深度学习(4):基于深层卷积网络实现车牌识别

目的:基于深层卷积神经网络结合CTC损失函数对车牌进行识别,通过对车牌数据集进行训练获得识别模型,并验证模型性能和将模型进行应用。

一、原理

  1. 了解深层卷积神经网络构建方法和基本原理
  2. 熟悉目标识别相关算法的常规训练流程
  3. 掌握CTC损失函数的基本原理

CTC 的全称是Connectionist Temporal Classification. 这个方法主要是解决神经网络label 和output 不对齐的问题(Alignment problem)。参考博客:CTC loss原理详解大全_@you_123的博客-CSDN博客_ctcloss的原理

二、数据探索

1.安装库

  • scikit-image是基于scipy的一款图像处理包,它将图片作为numpy数组进行处理,正好与matlab一样,scikit-image是基于numpy,因此需要安装numpy和scipy,同时需要安装matplotlib进行图片的实现等。
  • OpenCV-Python是由OpenCV C++实现并封装的Python库。 OpenCV-Python使用Numpy,这是一个高度优化的数据操作库,具有MATLAB风格的语法。 所有OpenCV数组结构都转换为Numpy数组。这也使得与使用Numpy的其他库(如SciPy和Matplotlib)集成更容易。
  • torchvisionpytorch的一个图形库,它服务于PyTorch深度学习框架的,主要用来构建计算机视觉模型。
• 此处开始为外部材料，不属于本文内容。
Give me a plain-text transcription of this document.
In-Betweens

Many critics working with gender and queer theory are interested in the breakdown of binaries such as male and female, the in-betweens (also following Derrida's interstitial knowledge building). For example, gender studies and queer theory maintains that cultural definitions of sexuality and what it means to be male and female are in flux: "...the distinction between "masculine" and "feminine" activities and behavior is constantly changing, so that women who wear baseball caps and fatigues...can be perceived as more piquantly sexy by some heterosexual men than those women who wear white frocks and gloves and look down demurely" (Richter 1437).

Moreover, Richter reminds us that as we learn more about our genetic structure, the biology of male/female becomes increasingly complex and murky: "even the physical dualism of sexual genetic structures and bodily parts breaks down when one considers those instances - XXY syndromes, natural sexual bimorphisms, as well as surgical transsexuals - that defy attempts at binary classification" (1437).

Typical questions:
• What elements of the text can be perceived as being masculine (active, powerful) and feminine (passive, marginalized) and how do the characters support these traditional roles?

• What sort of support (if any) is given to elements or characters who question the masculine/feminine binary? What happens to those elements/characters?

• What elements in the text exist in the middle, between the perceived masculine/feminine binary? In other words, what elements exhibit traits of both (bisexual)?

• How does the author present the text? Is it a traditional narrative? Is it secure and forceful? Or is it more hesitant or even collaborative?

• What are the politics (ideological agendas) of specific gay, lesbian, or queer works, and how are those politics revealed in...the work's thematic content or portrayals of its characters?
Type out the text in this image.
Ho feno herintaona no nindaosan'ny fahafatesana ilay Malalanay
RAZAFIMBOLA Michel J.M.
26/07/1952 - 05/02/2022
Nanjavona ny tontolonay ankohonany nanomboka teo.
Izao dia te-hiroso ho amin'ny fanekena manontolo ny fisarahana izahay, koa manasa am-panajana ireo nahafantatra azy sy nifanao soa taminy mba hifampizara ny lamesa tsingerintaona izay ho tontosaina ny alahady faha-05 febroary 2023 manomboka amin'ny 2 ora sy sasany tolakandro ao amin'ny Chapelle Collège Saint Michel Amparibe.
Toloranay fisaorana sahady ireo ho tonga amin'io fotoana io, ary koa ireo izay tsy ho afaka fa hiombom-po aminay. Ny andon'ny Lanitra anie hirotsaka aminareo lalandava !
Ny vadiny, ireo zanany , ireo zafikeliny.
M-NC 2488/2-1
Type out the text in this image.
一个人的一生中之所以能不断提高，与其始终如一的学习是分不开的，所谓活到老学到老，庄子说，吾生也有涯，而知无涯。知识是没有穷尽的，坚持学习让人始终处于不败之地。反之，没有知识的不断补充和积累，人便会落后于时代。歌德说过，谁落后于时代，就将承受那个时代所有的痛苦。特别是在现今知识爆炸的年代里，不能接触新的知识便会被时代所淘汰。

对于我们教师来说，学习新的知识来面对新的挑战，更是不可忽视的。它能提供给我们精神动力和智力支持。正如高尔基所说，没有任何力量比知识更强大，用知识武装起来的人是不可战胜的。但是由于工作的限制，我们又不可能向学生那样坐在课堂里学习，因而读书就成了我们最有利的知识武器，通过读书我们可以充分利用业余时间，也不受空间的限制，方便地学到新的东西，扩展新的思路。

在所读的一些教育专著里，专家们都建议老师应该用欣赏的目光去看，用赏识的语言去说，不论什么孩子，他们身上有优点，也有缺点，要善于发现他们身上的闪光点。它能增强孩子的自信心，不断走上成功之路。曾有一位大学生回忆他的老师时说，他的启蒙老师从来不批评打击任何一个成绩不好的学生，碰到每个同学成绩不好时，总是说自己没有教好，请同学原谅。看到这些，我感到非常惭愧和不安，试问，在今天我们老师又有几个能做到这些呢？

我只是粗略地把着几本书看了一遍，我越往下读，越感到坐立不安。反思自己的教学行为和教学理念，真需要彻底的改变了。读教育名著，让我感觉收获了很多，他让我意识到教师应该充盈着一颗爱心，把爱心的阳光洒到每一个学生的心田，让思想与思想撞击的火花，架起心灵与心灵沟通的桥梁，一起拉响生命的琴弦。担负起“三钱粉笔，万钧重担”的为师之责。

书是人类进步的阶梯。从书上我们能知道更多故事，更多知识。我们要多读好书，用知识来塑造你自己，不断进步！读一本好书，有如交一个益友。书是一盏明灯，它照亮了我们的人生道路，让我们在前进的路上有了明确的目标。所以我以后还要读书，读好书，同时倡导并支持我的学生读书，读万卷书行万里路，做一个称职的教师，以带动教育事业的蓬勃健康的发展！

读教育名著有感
参考torchvision详细介绍_Fighting_1997的博客-CSDN博客_torchvision
  • torchsummary能够查看模型的输入和输出的形状,可以更加清楚地输出模型的结构。
  •  torchviz模型可视化
#安装组件,安装完成需要重新启动一下kernel
!pip3 install scikit-image
!pip3 install opencv-python
!pip3 install torchvision
!pip3 install torchsummary
!pip3 install torchviz

2.导入库

import torch
import torch.nn as nn
import torch.optim as optim
from torch.utils.data import Dataset, DataLoader
from tqdm import tqdm

import numpy as np
import cv2
import matplotlib.pyplot as plt
import os
from skimage import io

%matplotlib inline

3.准备数据

#准备数据,从OSS中获取数据并解压到当前目录:

import oss2
access_key_id = os.getenv('OSS_TEST_ACCESS_KEY_ID', 'LTAI4G1MuHTUeNrKdQEPnbph')
access_key_secret = os.getenv('OSS_TEST_ACCESS_KEY_SECRET', 'm1ILSoVqcPUxFFDqer4tKDxDkoP1ji')
bucket_name = os.getenv('OSS_TEST_BUCKET', 'mldemo')
endpoint = os.getenv('OSS_TEST_ENDPOINT', 'https://oss-cn-shanghai.aliyuncs.com')
# 创建Bucket对象,所有Object相关的接口都可以通过Bucket对象来进行
bucket = oss2.Bucket(oss2.Auth(access_key_id, access_key_secret), endpoint, bucket_name)
# 下载到本地文件
bucket.get_object_to_file('data/c12/number_plate_data.zip', 'number_plate_data.zip')

!unzip -q -o number_plate_data.zip
!rm -rf __MACOSX
#训练集路径
data_dir_train = 'gen_res'
#验证集路径
data_dir_val = 'gen_res_val'

4.可视化

从训练集中随机提取18张照片进行可视化,代码如下:

import os
import numpy as np
import matplotlib.pyplot as plt
import random
# 随机选择18张照片
train_folder = data_dir_train+"/15/"

images = random.choices(os.listdir(train_folder), k=18)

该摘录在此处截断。